Após três edições, o Caju não apenas revelou talentos como Sairi Pataxó, que em 2025 lançará o segundo livro pela editora Terra Redonda, mas também criou um ambiente literário único, no qual anciãos transmitem saberes orais e jovens os transformam em literatura.
“O festival me mostrou que nossa voz importa”, afirma Sairi Pataxó, cuja trajetória exemplifica o impacto do projeto. “De autor independente, passei a participar da Festa Literária Internacional de Cachoeira e da Bienal do Ceará. Meu livro está sendo adotado em escolas, o que prova que nossa cultura merece espaço”.
O impacto econômico direto beneficia exclusivamente a comunidade local, com contratação integral de serviços indígenas para hospedagem, alimentação e transporte. Em sua quarta edição, o projeto já captou mais de R$ 1,53 milhão por meio da Lei Rouanet.
Caju de Leitores em 2025
Durante a realização da 4ª edição, que terá início nesta terça-feira (2) no Centro Cultural Indígena Pataxó da Aldeia Xandó, Território Indígena Barra Velha, a iniciativa cultural ganhará novo capítulo com o lançamento da coleção Biografias Ancestrais, com destaque para a obra dupla de Thyrry Yatsô sobre a trajetória de seu tio, o Cacique Galdino, brutalmente assassinado em Brasília, em 1997.
Com o tema A Voz da Terra, o festival é considerado o primeiro de literatura indígena do Brasil, entrou para o calendário oficial de eventos de Porto Seguro (BA).
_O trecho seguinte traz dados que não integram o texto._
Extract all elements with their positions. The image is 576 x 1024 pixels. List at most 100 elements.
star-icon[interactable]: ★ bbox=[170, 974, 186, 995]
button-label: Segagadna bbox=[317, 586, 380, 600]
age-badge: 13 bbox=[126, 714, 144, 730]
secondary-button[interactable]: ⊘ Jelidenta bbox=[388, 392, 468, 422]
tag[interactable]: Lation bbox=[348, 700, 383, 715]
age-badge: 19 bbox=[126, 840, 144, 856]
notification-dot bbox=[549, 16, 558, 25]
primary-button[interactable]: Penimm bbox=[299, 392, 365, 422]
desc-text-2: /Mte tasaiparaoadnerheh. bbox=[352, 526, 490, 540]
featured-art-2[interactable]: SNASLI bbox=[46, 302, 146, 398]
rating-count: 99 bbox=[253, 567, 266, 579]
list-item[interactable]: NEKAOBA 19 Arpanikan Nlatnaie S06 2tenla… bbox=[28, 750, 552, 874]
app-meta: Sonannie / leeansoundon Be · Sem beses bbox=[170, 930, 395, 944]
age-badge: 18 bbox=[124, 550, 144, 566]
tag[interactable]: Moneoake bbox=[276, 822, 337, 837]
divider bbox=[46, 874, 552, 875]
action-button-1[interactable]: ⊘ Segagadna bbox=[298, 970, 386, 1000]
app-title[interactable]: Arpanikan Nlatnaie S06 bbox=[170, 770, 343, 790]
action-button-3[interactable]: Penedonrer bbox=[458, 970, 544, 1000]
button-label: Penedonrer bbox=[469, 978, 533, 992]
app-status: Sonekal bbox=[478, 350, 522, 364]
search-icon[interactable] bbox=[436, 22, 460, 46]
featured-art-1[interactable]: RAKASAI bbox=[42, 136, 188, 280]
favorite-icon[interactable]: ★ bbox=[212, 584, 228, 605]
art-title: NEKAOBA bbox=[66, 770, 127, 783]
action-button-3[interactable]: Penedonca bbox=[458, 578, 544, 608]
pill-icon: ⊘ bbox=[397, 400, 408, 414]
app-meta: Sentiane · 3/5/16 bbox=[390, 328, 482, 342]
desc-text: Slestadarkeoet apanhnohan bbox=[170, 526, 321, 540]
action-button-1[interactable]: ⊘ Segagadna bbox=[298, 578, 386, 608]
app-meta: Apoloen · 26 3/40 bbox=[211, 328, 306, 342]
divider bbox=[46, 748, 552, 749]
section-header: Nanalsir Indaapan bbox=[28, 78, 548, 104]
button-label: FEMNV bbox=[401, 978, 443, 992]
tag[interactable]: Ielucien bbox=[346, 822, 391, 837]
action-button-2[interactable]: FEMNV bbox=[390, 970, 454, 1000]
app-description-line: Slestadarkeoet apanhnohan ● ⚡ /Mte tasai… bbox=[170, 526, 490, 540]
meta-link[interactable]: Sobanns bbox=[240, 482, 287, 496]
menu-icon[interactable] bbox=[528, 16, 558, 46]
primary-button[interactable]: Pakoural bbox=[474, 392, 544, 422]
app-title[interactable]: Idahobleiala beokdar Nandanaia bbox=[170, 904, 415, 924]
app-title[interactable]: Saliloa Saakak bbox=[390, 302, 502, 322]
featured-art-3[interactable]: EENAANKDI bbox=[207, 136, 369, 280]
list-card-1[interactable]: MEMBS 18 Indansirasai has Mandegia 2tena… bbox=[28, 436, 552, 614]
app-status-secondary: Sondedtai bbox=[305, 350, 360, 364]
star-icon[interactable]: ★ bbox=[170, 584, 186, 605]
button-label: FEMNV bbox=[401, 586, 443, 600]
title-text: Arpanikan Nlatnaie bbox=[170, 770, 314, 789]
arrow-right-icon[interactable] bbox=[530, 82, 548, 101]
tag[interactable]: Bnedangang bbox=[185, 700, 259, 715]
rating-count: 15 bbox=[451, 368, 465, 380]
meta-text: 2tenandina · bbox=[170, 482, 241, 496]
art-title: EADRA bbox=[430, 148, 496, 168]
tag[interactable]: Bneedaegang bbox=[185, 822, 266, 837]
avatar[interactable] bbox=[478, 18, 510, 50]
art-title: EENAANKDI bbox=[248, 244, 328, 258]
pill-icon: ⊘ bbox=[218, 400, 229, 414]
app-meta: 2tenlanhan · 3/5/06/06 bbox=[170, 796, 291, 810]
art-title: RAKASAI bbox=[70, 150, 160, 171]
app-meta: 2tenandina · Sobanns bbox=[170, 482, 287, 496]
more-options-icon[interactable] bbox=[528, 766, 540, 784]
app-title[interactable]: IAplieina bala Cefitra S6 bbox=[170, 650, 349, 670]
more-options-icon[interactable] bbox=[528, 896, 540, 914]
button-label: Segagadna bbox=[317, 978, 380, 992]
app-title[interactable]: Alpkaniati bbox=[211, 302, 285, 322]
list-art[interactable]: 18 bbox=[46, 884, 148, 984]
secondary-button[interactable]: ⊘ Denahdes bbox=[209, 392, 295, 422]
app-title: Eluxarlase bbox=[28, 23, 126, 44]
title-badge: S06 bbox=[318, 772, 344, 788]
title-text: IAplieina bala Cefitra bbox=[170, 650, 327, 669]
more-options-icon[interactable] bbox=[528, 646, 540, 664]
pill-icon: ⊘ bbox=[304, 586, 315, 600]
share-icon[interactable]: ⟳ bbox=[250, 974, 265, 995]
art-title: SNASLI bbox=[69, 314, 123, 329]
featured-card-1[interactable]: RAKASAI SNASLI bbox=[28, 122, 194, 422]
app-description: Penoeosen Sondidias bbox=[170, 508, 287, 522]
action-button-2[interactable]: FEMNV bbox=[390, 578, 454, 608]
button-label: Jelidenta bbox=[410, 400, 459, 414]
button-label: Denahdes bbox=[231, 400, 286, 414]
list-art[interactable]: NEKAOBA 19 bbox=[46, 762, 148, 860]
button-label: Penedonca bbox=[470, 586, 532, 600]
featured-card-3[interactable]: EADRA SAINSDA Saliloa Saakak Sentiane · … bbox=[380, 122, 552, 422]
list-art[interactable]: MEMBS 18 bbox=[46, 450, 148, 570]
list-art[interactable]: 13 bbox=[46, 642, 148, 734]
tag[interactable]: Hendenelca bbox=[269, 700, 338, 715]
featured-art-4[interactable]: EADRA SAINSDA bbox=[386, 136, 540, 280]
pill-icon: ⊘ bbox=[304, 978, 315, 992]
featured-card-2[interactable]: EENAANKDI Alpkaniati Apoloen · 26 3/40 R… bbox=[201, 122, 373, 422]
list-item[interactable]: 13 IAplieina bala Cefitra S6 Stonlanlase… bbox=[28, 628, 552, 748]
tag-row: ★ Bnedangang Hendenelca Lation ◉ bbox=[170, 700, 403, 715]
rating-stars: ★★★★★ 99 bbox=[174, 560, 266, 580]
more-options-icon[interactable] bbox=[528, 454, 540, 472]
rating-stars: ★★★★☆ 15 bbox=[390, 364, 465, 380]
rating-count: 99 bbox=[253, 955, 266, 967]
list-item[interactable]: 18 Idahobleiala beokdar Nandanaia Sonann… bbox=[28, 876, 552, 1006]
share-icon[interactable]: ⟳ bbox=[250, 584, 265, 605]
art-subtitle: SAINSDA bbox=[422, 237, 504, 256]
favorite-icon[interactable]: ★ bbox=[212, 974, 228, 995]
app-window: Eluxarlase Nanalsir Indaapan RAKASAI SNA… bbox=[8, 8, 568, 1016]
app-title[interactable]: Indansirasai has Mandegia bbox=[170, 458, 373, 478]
Além disso, haverá os círculos de conversa sobre a língua Patxohã, que funcionam como “termômetro” do resgate cultural da língua nativa. Trudrua Macuxi, curador do evento, salienta: “Demonstramos que a identidade indígena permanece intacta mesmo quando a língua original enfrenta perseguição e risco de extinção”.
De acordo com Trudruá, em 2022 discutia-se como recuperar a língua; em 2023, o foco eram materiais didáticos na língua nativa; em 2024, o debate foi conduzido quase inteiramente em Patxohã. “É o resgate das línguas de nossos povos. Não somos figuras do passado. Escrevemos, publicamos, debatemos. Nossa literatura dialoga com a tradição, mas também com o mundo contemporâneo”, finalizou.
O evento também contará com uma programação cultural, incluindo contação de histórias, apresentações artísticas, varal literário, feira de livros, rodas de conversa com escritores, contadores de histórias, lideranças indígenas, artistas da comunidade e pesquisadores da literatura indígena de diferentes regiões do país.
Entre os convidados desta edição estão autores, educadores, lideranças e pensadores indígenas como Auritha Tabajara, Ajurú Pataxó, Aline Kayapó, Gabriela Rodella, Liça Pataxó, Lucia Tucuju, Marcos Terena, Nitxinawã Pataxó, Thaiz Pataxó, Thyrry Yatsô, Vãngri Kaingang e Yamalui Kuikuro.
A estrutura do festival contará com dois palcos montados dentro do Centro Cultural Indígena Oca Tururim: o Palco Maria Coruja e o Palco Cacique Sabará, ambos nomeados em homenagem a lideranças indígenas vivas e atuantes na comunidade. Nesses espaços serão realizadas as principais atividades da programação, como bate-papos com estudantes e educadores, apresentações culturais e artísticas, lançamentos de livros, mesas de autógrafos, saraus, feira de livros e artesanato, além de um varal com obras de autores indígenas.
Para Joanna Savaglia, a iniciativa representa a formação do protagonismo indígena na literatura. “Cada livro publicado é uma semente. Quando um jovem indígena se vê como autor, compreende que pode ser protagonista de sua própria história”, relata. A idealizadora também afirma que o festival, que começou como uma aposta ousada, consegue provar que a literatura indígena não apenas resiste, mas floresce e transforma leitores em escritores e herança cultural em futuro literário.